Я беженец из одной из этих запрещенных стран. Это моя история.
Я был мятежным подростком. Что отличило меня от миллионов других мятежных подростков по всему миру, так это то, что мои акты мятежа могли привести меня в исполнение.
Я почти забыл, что такое свобода, хотя глубоко в животе я знал, что это неправильно.
Это потому, что мне было 13 лет в постреволюционном Иране, где законы считали любую оппозицию актом измены. И не какая-то измена. Это была измена Богу и, следовательно, караемая смертью. Акты измены включали, но не ограничивались этим: игра в шахматы или карты, прослушивание неутвержденной музыки, братание с человеком противоположного пола, с которым вы не были связаны, женщины, демонстрирующие неутвержденные части тела, такие как волосы, обладающие контрабандой литературы, и выражая любые негативные мнения о любом из вышеперечисленного.

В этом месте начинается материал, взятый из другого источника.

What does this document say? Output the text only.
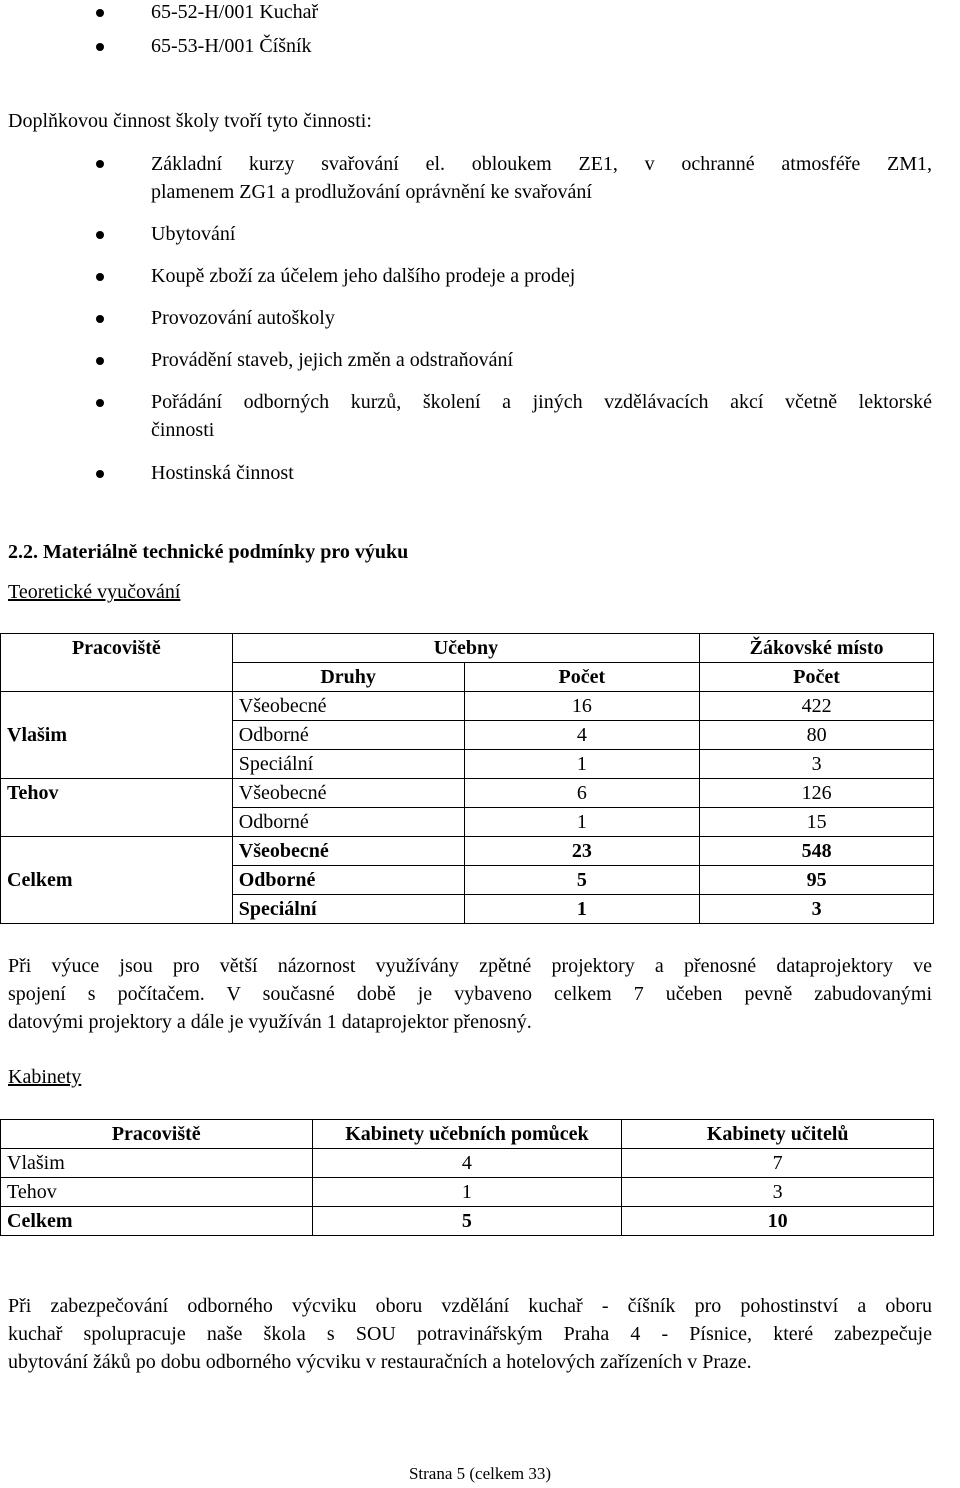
65-52-H/001 Kuchař
65-53-H/001 Číšník
Doplňkovou činnost školy tvoří tyto činnosti:
Základní kurzy svařování el. obloukem ZE1, v ochranné atmosféře ZM1,
plamenem ZG1 a prodlužování oprávnění ke svařování
Ubytování
Koupě zboží za účelem jeho dalšího prodeje a prodej
Provozování autoškoly
Provádění staveb, jejich změn a odstraňování
Pořádání odborných kurzů, školení a jiných vzdělávacích akcí včetně lektorské
činnosti
Hostinská činnost
2.2. Materiálně technické podmínky pro výuku
Teoretické vyučování
Pracoviště	Učebny		Žákovské místo
	Druhy	Počet	Počet
Vlašim	Všeobecné	16	422
	Odborné	4	80
	Speciální	1	3
Tehov	Všeobecné	6	126
	Odborné	1	15
Celkem	Všeobecné	23	548
	Odborné	5	95
	Speciální	1	3
Při výuce jsou pro větší názornost využívány zpětné projektory a přenosné dataprojektory ve
spojení s počítačem. V současné době je vybaveno celkem 7 učeben pevně zabudovanými
datovými projektory a dále je využíván 1 dataprojektor přenosný.
Kabinety
Pracoviště	Kabinety učebních pomůcek	Kabinety učitelů
Vlašim	4	7
Tehov	1	3
Celkem	5	10
Při zabezpečování odborného výcviku oboru vzdělání kuchař - číšník pro pohostinství a oboru
kuchař spolupracuje naše škola s SOU potravinářským Praha 4 - Písnice, které zabezpečuje
ubytování žáků po dobu odborného výcviku v restauračních a hotelových zařízeních v Praze.
Strana 5 (celkem 33)
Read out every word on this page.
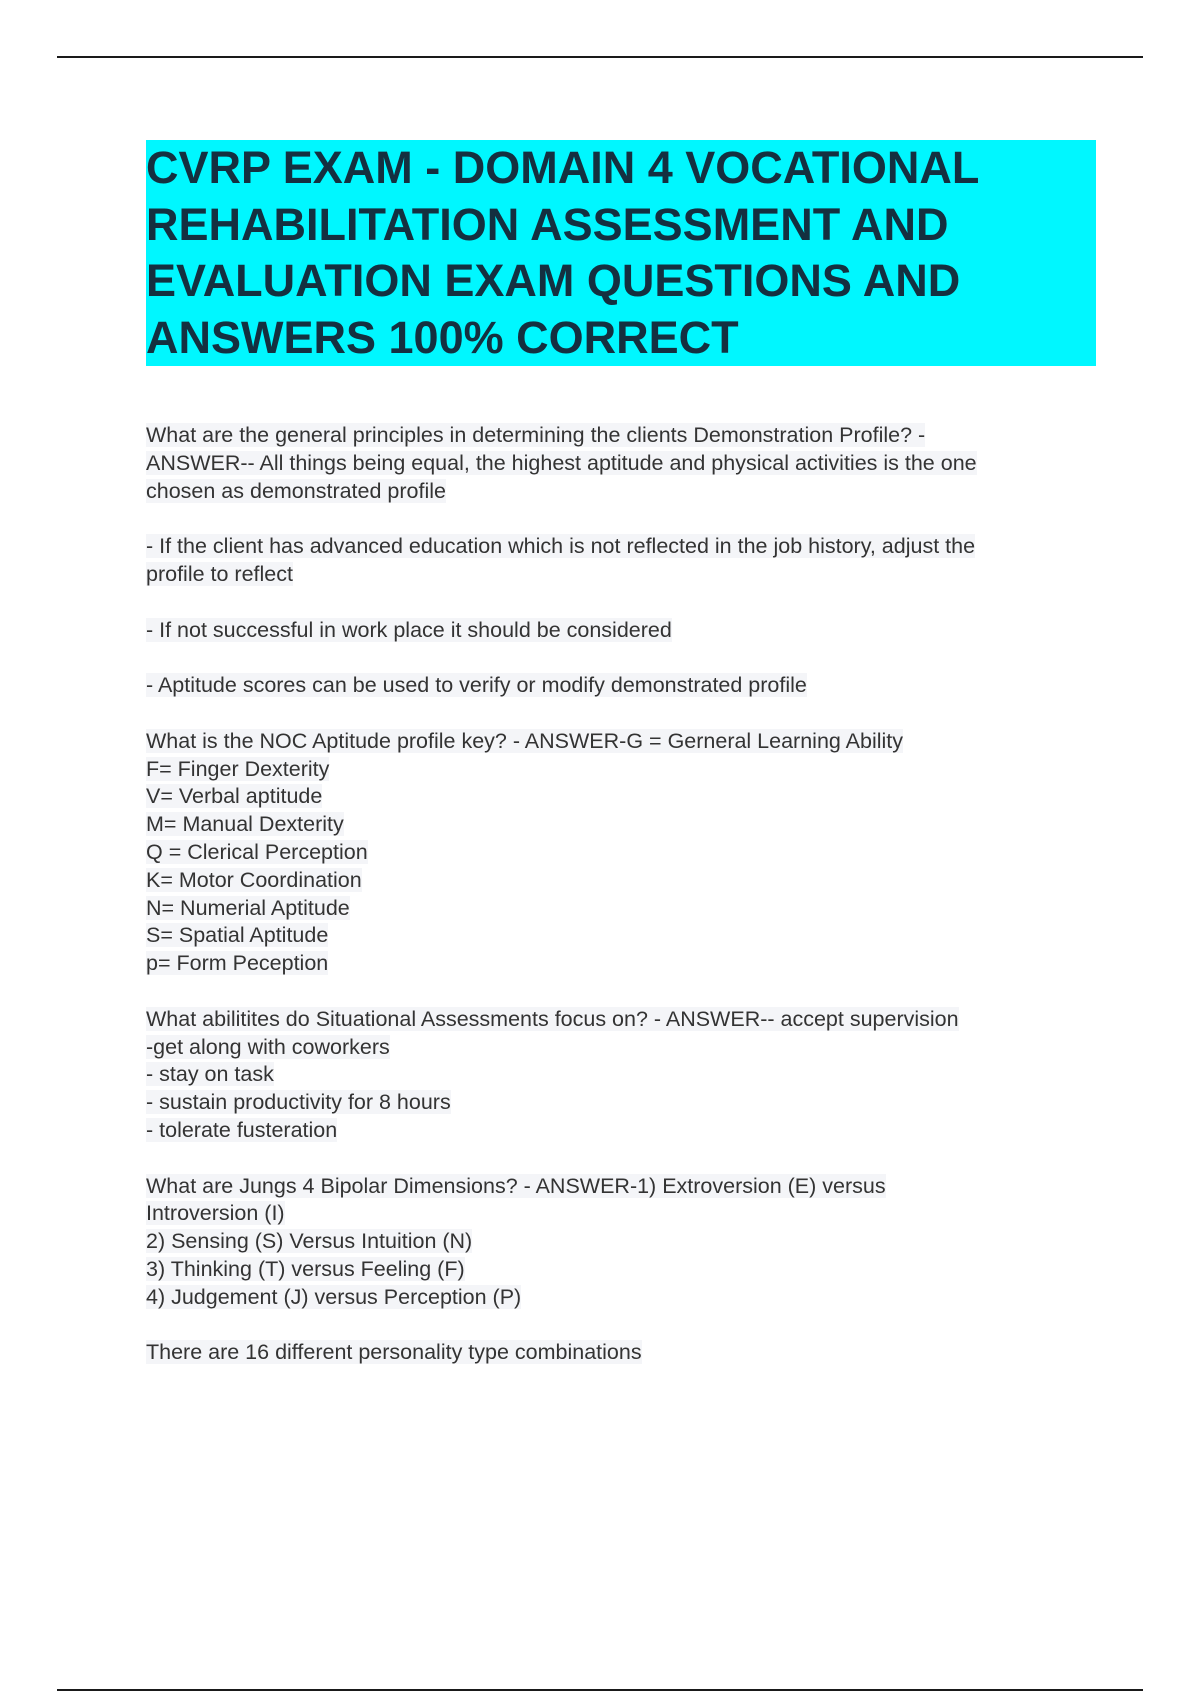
CVRP EXAM - DOMAIN 4 VOCATIONAL
REHABILITATION ASSESSMENT AND
EVALUATION EXAM QUESTIONS AND
ANSWERS 100% CORRECT

What are the general principles in determining the clients Demonstration Profile? -
ANSWER-- All things being equal, the highest aptitude and physical activities is the one
chosen as demonstrated profile

- If the client has advanced education which is not reflected in the job history, adjust the
profile to reflect

- If not successful in work place it should be considered

- Aptitude scores can be used to verify or modify demonstrated profile

What is the NOC Aptitude profile key? - ANSWER-G = Gerneral Learning Ability
F= Finger Dexterity
V= Verbal aptitude
M= Manual Dexterity
Q = Clerical Perception
K= Motor Coordination
N= Numerial Aptitude
S= Spatial Aptitude
p= Form Peception

What abilitites do Situational Assessments focus on? - ANSWER-- accept supervision
-get along with coworkers
- stay on task
- sustain productivity for 8 hours
- tolerate fusteration

What are Jungs 4 Bipolar Dimensions? - ANSWER-1) Extroversion (E) versus
Introversion (I)
2) Sensing (S) Versus Intuition (N)
3) Thinking (T) versus Feeling (F)
4) Judgement (J) versus Perception (P)

There are 16 different personality type combinations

Я был виновен в некоторых из этих нарушений, но большинство из них были совершены в частной жизни моего дома, который подвергся нападению только один раз. Я жил по этим законам с 6 лет и почти забыл, что такое свобода, хотя глубоко в животе я знал, что это неправильно.
Мое сопротивление началось, когда мне было 7 лет, основанное на яростной вере в равные права. Новый закон позволил мне причесаться, а мальчики могли одеваться так, как им нравится. Я бросил вызов этому закону, время от времени притворяясь мальчиком - пока люди не начали узнавать меня публично, и мне пришлось остановиться.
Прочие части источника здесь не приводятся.